Tuesday, February 24, 2009

Supreme Court to Rule on Mojave Cross Case

The Supreme Court will rule on the constitutionality of an eight-foot-tall cross in the Mojave National Preserve, which was erected as a spiritual monument to honor our fallen soldiers. The Los Angeles Times reports:

Mohave Cross

In a case that could reshape the doctrine of separation of church and state, the Supreme Court agreed Monday to decide whether a cross to honor fallen soldiers can stand in a national preserve in California.

The case will give the Roberts court its first chance to rule directly on the 1st Amendment's ban on "an establishment of religion."

In the last two decades, the justices have been closely divided on whether religious symbols, such as the Ten Commandments or a depiction of Christ's birth, can be displayed on public property.

Four years ago, then-Justice Sandra Day O'Connor cast a fifth and deciding vote against the display of the Ten Commandments in a Kentucky courthouse. She said such a public display of a religious message violated the 1st Amendment because it amounted to a government endorsement of religion.

In dissent, the court's conservatives said religious displays on public land generally do not violate the 1st Amendment, since no one is forced to listen to a religious message or participate in a religious event.

A year later, O'Connor retired and was replaced by Justice Samuel A. Alito Jr., President Bush's second appointee, who could form a new majority on religion.

At issue is an eight-foot-tall cross in the Mojave National Preserve in San Bernardino County. A smaller wooden cross was first erected by the Veterans of Foreign Wars in 1934 and was originally maintained as a war memorial by the National Park Service.

The American Civil Liberties Union objected to the cross and filed a suit on behalf of Frank Buono, a Catholic and former Park Service employee. The suit noted that the government had denied a request to have a Buddhist shrine erected near the cross.

Two years ago, the U.S. 9th Circuit Court of Appeals ruled for the ACLU and declared the cross an "impermissible governmental endorsement of religion."

Congress had intervened to save the cross. It ordered the Interior Department to transfer to the VFW one acre of land where the cross stood. The 9th Circuit judges were unswayed, however.

Bush administration lawyers appealed to the Supreme Court last fall and said the "seriously misguided decision" would require the government "to tear down a cross that has stood without incident for 70 years as a memorial to fallen service members."

The government also questioned Buono's standing to challenge the cross, since he lives in Oregon and suffers no obvious harm because of the Mojave cross.
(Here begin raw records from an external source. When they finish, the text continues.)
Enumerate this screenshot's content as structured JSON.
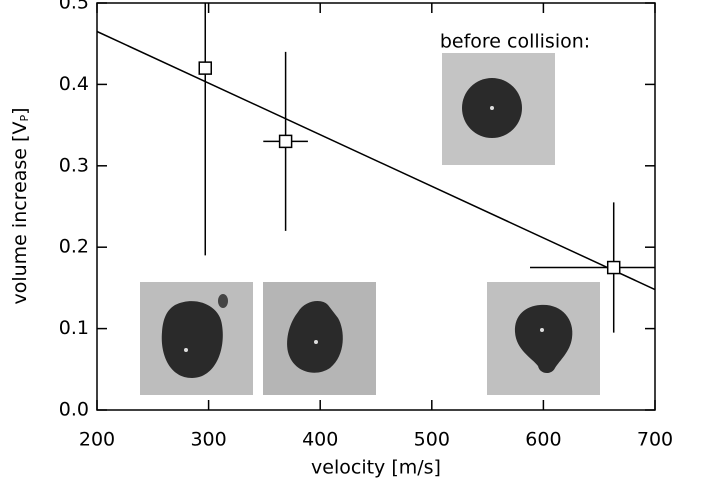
{
  "chart_data": {
    "type": "scatter",
    "xlabel": "velocity [m/s]",
    "ylabel": "volume increase [V",
    "ylabel_sub": "P",
    "ylabel_end": "]",
    "annotation": "before collision:",
    "x": [
      297,
      369,
      663
    ],
    "values": [
      0.42,
      0.33,
      0.175
    ],
    "x_err": [
      0,
      20,
      75
    ],
    "y_err": [
      0.23,
      0.11,
      0.08
    ],
    "fit": {
      "x": [
        200,
        700
      ],
      "y": [
        0.465,
        0.148
      ]
    },
    "color": "#000000",
    "xlim": [
      200,
      700
    ],
    "ylim": [
      0,
      0.5
    ],
    "xticks": [
      200,
      300,
      400,
      500,
      600,
      700
    ],
    "yticks": [
      {
        "value": 0,
        "label": "0.0"
      },
      0.1,
      0.2,
      0.3,
      0.4,
      0.5
    ]
  }
}
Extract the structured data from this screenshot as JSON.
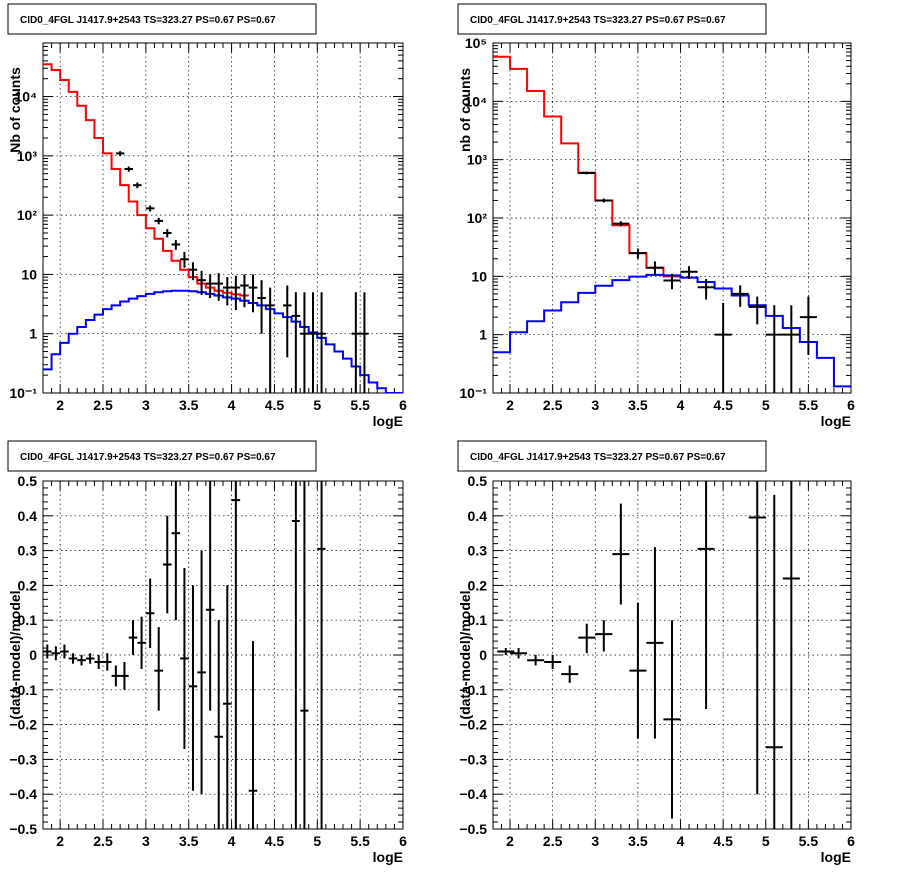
{
  "colors": {
    "data": "#000000",
    "total_model": "#ff0000",
    "component_model": "#0000ff",
    "grid": "#000000",
    "background": "#ffffff"
  },
  "chart_data": [
    {
      "type": "line",
      "scale_y": "log",
      "title": "CID0_4FGL J1417.9+2543 TS=323.27 PS=0.67 PS=0.67",
      "xlabel": "logE",
      "ylabel": "Nb of counts",
      "xlim": [
        1.8,
        6.0
      ],
      "ylim": [
        0.1,
        80000
      ],
      "x_ticks": [
        2,
        2.5,
        3,
        3.5,
        4,
        4.5,
        5,
        5.5,
        6
      ],
      "x_tick_labels": [
        "2",
        "2.5",
        "3",
        "3.5",
        "4",
        "4.5",
        "5",
        "5.5",
        "6"
      ],
      "y_ticks": [
        0.1,
        1,
        10,
        100,
        1000,
        10000
      ],
      "y_tick_labels": [
        "10⁻¹",
        "1",
        "10",
        "10²",
        "10³",
        "10⁴"
      ],
      "grid": true,
      "series": [
        {
          "kind": "step",
          "color": "total_model",
          "edges": [
            1.8,
            1.9,
            2.0,
            2.1,
            2.2,
            2.3,
            2.4,
            2.5,
            2.6,
            2.7,
            2.8,
            2.9,
            3.0,
            3.1,
            3.2,
            3.3,
            3.4,
            3.5,
            3.6,
            3.7,
            3.8,
            3.9,
            4.0,
            4.1,
            4.2
          ],
          "values": [
            35000,
            28000,
            19000,
            12000,
            7000,
            4000,
            2000,
            1100,
            600,
            320,
            170,
            100,
            60,
            40,
            25,
            17,
            12,
            9,
            7,
            6,
            5.3,
            4.9,
            4.6,
            4.4
          ]
        },
        {
          "kind": "step",
          "color": "component_model",
          "edges": [
            1.8,
            1.9,
            2.0,
            2.1,
            2.2,
            2.3,
            2.4,
            2.5,
            2.6,
            2.7,
            2.8,
            2.9,
            3.0,
            3.1,
            3.2,
            3.3,
            3.4,
            3.5,
            3.6,
            3.7,
            3.8,
            3.9,
            4.0,
            4.1,
            4.2,
            4.3,
            4.4,
            4.5,
            4.6,
            4.7,
            4.8,
            4.9,
            5.0,
            5.1,
            5.2,
            5.3,
            5.4,
            5.5,
            5.6,
            5.7,
            5.8,
            5.9,
            6.0
          ],
          "values": [
            0.25,
            0.45,
            0.7,
            1.0,
            1.3,
            1.7,
            2.1,
            2.6,
            3.0,
            3.5,
            3.9,
            4.3,
            4.7,
            5.0,
            5.2,
            5.3,
            5.3,
            5.2,
            5.0,
            4.7,
            4.4,
            4.1,
            3.9,
            3.6,
            3.3,
            3.0,
            2.6,
            2.2,
            1.9,
            1.6,
            1.3,
            1.05,
            0.85,
            0.66,
            0.5,
            0.38,
            0.28,
            0.2,
            0.15,
            0.12,
            0.1,
            0.1
          ]
        },
        {
          "kind": "errorbar",
          "color": "data",
          "x": [
            2.7,
            2.8,
            2.9,
            3.05,
            3.15,
            3.25,
            3.35,
            3.45,
            3.55,
            3.65,
            3.75,
            3.85,
            3.95,
            4.05,
            4.15,
            4.25,
            4.35,
            4.45,
            4.65,
            4.75,
            4.85,
            4.95,
            5.05,
            5.45,
            5.55
          ],
          "xerr": 0.05,
          "y": [
            1100,
            600,
            320,
            130,
            80,
            50,
            32,
            18,
            12,
            8,
            7,
            7,
            6,
            6,
            6.5,
            6,
            4,
            3,
            3,
            2,
            1,
            1,
            1,
            1,
            1
          ],
          "ylo": [
            1000,
            540,
            285,
            115,
            70,
            42,
            26,
            13,
            8,
            4.5,
            4,
            3.6,
            3.0,
            2.5,
            2.8,
            2.3,
            1.0,
            0.1,
            0.4,
            0.1,
            0.1,
            0.1,
            0.1,
            0.1,
            0.1
          ],
          "yhi": [
            1200,
            660,
            355,
            145,
            90,
            58,
            38,
            24,
            16,
            11.5,
            10,
            10.5,
            9,
            9.5,
            10,
            10,
            8,
            6,
            6.5,
            5,
            5,
            5,
            5,
            5,
            5
          ]
        }
      ]
    },
    {
      "type": "line",
      "scale_y": "log",
      "title": "CID0_4FGL J1417.9+2543 TS=323.27 PS=0.67 PS=0.67",
      "xlabel": "logE",
      "ylabel": "nb of counts",
      "xlim": [
        1.8,
        6.0
      ],
      "ylim": [
        0.1,
        100000
      ],
      "x_ticks": [
        2,
        2.5,
        3,
        3.5,
        4,
        4.5,
        5,
        5.5,
        6
      ],
      "x_tick_labels": [
        "2",
        "2.5",
        "3",
        "3.5",
        "4",
        "4.5",
        "5",
        "5.5",
        "6"
      ],
      "y_ticks": [
        0.1,
        1,
        10,
        100,
        1000,
        10000,
        100000
      ],
      "y_tick_labels": [
        "10⁻¹",
        "1",
        "10",
        "10²",
        "10³",
        "10⁴",
        "10⁵"
      ],
      "grid": true,
      "series": [
        {
          "kind": "step",
          "color": "total_model",
          "edges": [
            1.8,
            2.0,
            2.2,
            2.4,
            2.6,
            2.8,
            3.0,
            3.2,
            3.4,
            3.6,
            3.8,
            4.0
          ],
          "values": [
            58000,
            36000,
            15000,
            5500,
            1900,
            600,
            200,
            75,
            25,
            14,
            10
          ]
        },
        {
          "kind": "step",
          "color": "component_model",
          "edges": [
            1.8,
            2.0,
            2.2,
            2.4,
            2.6,
            2.8,
            3.0,
            3.2,
            3.4,
            3.6,
            3.8,
            4.0,
            4.2,
            4.4,
            4.6,
            4.8,
            5.0,
            5.2,
            5.4,
            5.6,
            5.8,
            6.0
          ],
          "values": [
            0.5,
            1.1,
            1.7,
            2.6,
            3.6,
            5.2,
            6.9,
            8.6,
            9.9,
            10.6,
            10.4,
            9.5,
            8.0,
            6.2,
            4.7,
            3.2,
            2.1,
            1.3,
            0.75,
            0.4,
            0.13
          ]
        },
        {
          "kind": "errorbar",
          "color": "data",
          "x": [
            2.9,
            3.1,
            3.3,
            3.5,
            3.7,
            3.9,
            4.1,
            4.3,
            4.5,
            4.7,
            4.9,
            5.1,
            5.3,
            5.5
          ],
          "xerr": 0.1,
          "y": [
            590,
            200,
            80,
            25,
            14,
            8.5,
            12,
            6.5,
            1,
            5,
            3,
            1,
            1,
            2
          ],
          "ylo": [
            560,
            185,
            72,
            20,
            10.5,
            6,
            9,
            4,
            0.1,
            3,
            1.5,
            0.1,
            0.1,
            0.45
          ],
          "yhi": [
            620,
            215,
            88,
            30,
            18,
            11,
            15,
            9,
            3.5,
            7,
            4.5,
            3.2,
            3.2,
            4.5
          ]
        }
      ]
    },
    {
      "type": "scatter",
      "title": "CID0_4FGL J1417.9+2543 TS=323.27 PS=0.67 PS=0.67",
      "xlabel": "logE",
      "ylabel": "(data-model)/model",
      "xlim": [
        1.8,
        6.0
      ],
      "ylim": [
        -0.5,
        0.5
      ],
      "x_ticks": [
        2,
        2.5,
        3,
        3.5,
        4,
        4.5,
        5,
        5.5,
        6
      ],
      "x_tick_labels": [
        "2",
        "2.5",
        "3",
        "3.5",
        "4",
        "4.5",
        "5",
        "5.5",
        "6"
      ],
      "y_ticks": [
        -0.5,
        -0.4,
        -0.3,
        -0.2,
        -0.1,
        0,
        0.1,
        0.2,
        0.3,
        0.4,
        0.5
      ],
      "y_tick_labels": [
        "−0.5",
        "−0.4",
        "−0.3",
        "−0.2",
        "−0.1",
        "0",
        "0.1",
        "0.2",
        "0.3",
        "0.4",
        "0.5"
      ],
      "grid": true,
      "series": [
        {
          "kind": "errorbar",
          "color": "data",
          "x": [
            1.85,
            1.95,
            2.05,
            2.15,
            2.25,
            2.35,
            2.45,
            2.55,
            2.65,
            2.75,
            2.85,
            2.95,
            3.05,
            3.15,
            3.25,
            3.35,
            3.45,
            3.55,
            3.65,
            3.75,
            3.85,
            3.95,
            4.05,
            4.25,
            4.75,
            4.85,
            5.05
          ],
          "xerr": [
            0.05,
            0.05,
            0.05,
            0.05,
            0.05,
            0.05,
            0.05,
            0.05,
            0.05,
            0.05,
            0.05,
            0.05,
            0.05,
            0.05,
            0.05,
            0.05,
            0.05,
            0.05,
            0.05,
            0.05,
            0.05,
            0.05,
            0.05,
            0.05,
            0,
            0,
            0
          ],
          "y": [
            0.01,
            0.005,
            0.01,
            -0.01,
            -0.015,
            -0.01,
            -0.02,
            -0.02,
            -0.06,
            -0.06,
            0.05,
            0.035,
            0.12,
            -0.045,
            0.26,
            0.35,
            -0.01,
            -0.09,
            -0.05,
            0.13,
            -0.235,
            -0.14,
            0.445,
            -0.39,
            0.385,
            -0.16,
            0.305
          ],
          "ylo": [
            -0.01,
            -0.015,
            -0.01,
            -0.025,
            -0.03,
            -0.025,
            -0.04,
            -0.045,
            -0.09,
            -0.1,
            0,
            -0.04,
            0.02,
            -0.16,
            0.12,
            0.1,
            -0.27,
            -0.39,
            -0.4,
            -0.16,
            -0.5,
            -0.5,
            -0.5,
            -0.5,
            -0.5,
            -0.5,
            -0.5
          ],
          "yhi": [
            0.03,
            0.025,
            0.03,
            0.005,
            0,
            0.005,
            0,
            0.005,
            -0.03,
            -0.02,
            0.1,
            0.11,
            0.22,
            0.08,
            0.4,
            0.5,
            0.25,
            0.2,
            0.3,
            0.5,
            0.1,
            0.2,
            0.5,
            0.04,
            0.5,
            0.5,
            0.5
          ]
        }
      ]
    },
    {
      "type": "scatter",
      "title": "CID0_4FGL J1417.9+2543 TS=323.27 PS=0.67 PS=0.67",
      "xlabel": "logE",
      "ylabel": "(data-model)/model",
      "xlim": [
        1.8,
        6.0
      ],
      "ylim": [
        -0.5,
        0.5
      ],
      "x_ticks": [
        2,
        2.5,
        3,
        3.5,
        4,
        4.5,
        5,
        5.5,
        6
      ],
      "x_tick_labels": [
        "2",
        "2.5",
        "3",
        "3.5",
        "4",
        "4.5",
        "5",
        "5.5",
        "6"
      ],
      "y_ticks": [
        -0.5,
        -0.4,
        -0.3,
        -0.2,
        -0.1,
        0,
        0.1,
        0.2,
        0.3,
        0.4,
        0.5
      ],
      "y_tick_labels": [
        "−0.5",
        "−0.4",
        "−0.3",
        "−0.2",
        "−0.1",
        "0",
        "0.1",
        "0.2",
        "0.3",
        "0.4",
        "0.5"
      ],
      "grid": true,
      "series": [
        {
          "kind": "errorbar",
          "color": "data",
          "x": [
            1.95,
            2.1,
            2.3,
            2.5,
            2.7,
            2.9,
            3.1,
            3.3,
            3.5,
            3.7,
            3.9,
            4.3,
            4.9,
            5.1,
            5.3
          ],
          "xerr": [
            0.1,
            0.1,
            0.1,
            0.1,
            0.1,
            0.1,
            0.1,
            0.1,
            0.1,
            0.1,
            0.1,
            0.1,
            0.1,
            0.1,
            0.1
          ],
          "y": [
            0.01,
            0.005,
            -0.015,
            -0.02,
            -0.055,
            0.05,
            0.06,
            0.29,
            -0.045,
            0.035,
            -0.185,
            0.305,
            0.395,
            -0.265,
            0.22
          ],
          "ylo": [
            0,
            -0.01,
            -0.03,
            -0.04,
            -0.08,
            0.005,
            0.01,
            0.145,
            -0.24,
            -0.24,
            -0.47,
            -0.155,
            -0.4,
            -0.5,
            -0.5
          ],
          "yhi": [
            0.02,
            0.02,
            0,
            0,
            -0.03,
            0.09,
            0.1,
            0.435,
            0.15,
            0.31,
            0.1,
            0.5,
            0.5,
            0.46,
            0.5
          ]
        }
      ]
    }
  ]
}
In a friend-of-the-court brief, the VFW, American Legion and other veterans groups said the 9th Circuit's ruling, if allowed to stand, could trigger legal challenges to the display of crosses at Arlington National Cemetery and elsewhere.

The court said it had voted to hear the case, now relabeled Salazar vs. Buono. Arguments will be heard in October, and Obama administration lawyers will be in charge of defending the presence of the cross.


Dave said...

"...and Obama administration lawyers will be in charge of defending the presence of the cross."

That will be more than a little interesting.


Anonymous said...

Resurrection Day, April 12, 2009. The day was incredibly perfect, warm, not freezing nor hot. We went before a covered cross, read from Matthew, prayed, cried. Standing before the box covered cross I just couldn't believe that I was not allowed to view it. It is forbidden for me to look at a cross. Does anyone really understand the impact of that? Nor am I allowed to look at a memorial dedicated to fallen soldiers. We met other people just as enraged as we were. Wondering how the country we live in, founded as a republic, just stomped out our rights and protections. My only reply was a quote, "For evil to prevail, it takes good men to do nothing." Surely there are good men/women out there. Where are you?! Debbie Foster

Anonymous said...

This is an absolute OUTRAGE! I first heard the satory on Fox News this AM and had to write someone to say that the
ACLU has gone TOO far this time! I am a Christian and the Cross means everything to me, BUT...do they not know that the Cross has for centuries been used as a memorial sign all over the world for the fallen of war?? It galls me that they have nothing better to do than be rabble rousers and stir up much ado about NOTHING! I wish that those who have such strong feelings about our country and the Judeo-Christian values we have always stood proudly for would just go to another country and be happy there! We as Americans and Christians have got to take a stand NOW to save and preserve what dignity and respect our values have. Speak up NOW America!!

Anonymous said...

First off let me say that this is completely ludicrous. To tear this cross down is not only wrong but a disgrace to the men who died for this country. What's next? Going to Arlington and tearing down the gravestone's that are cross's? Or Stars of David? Second of all like most issues people have a problem with.. IT DOES NOT AFFECT YOU IN ANY WAY....AT ALL. Tearing it down spits on those who gave their lives, you have no right to remove their memorial and if you believe you do you are scum not worthy of the freedom you have. End of story.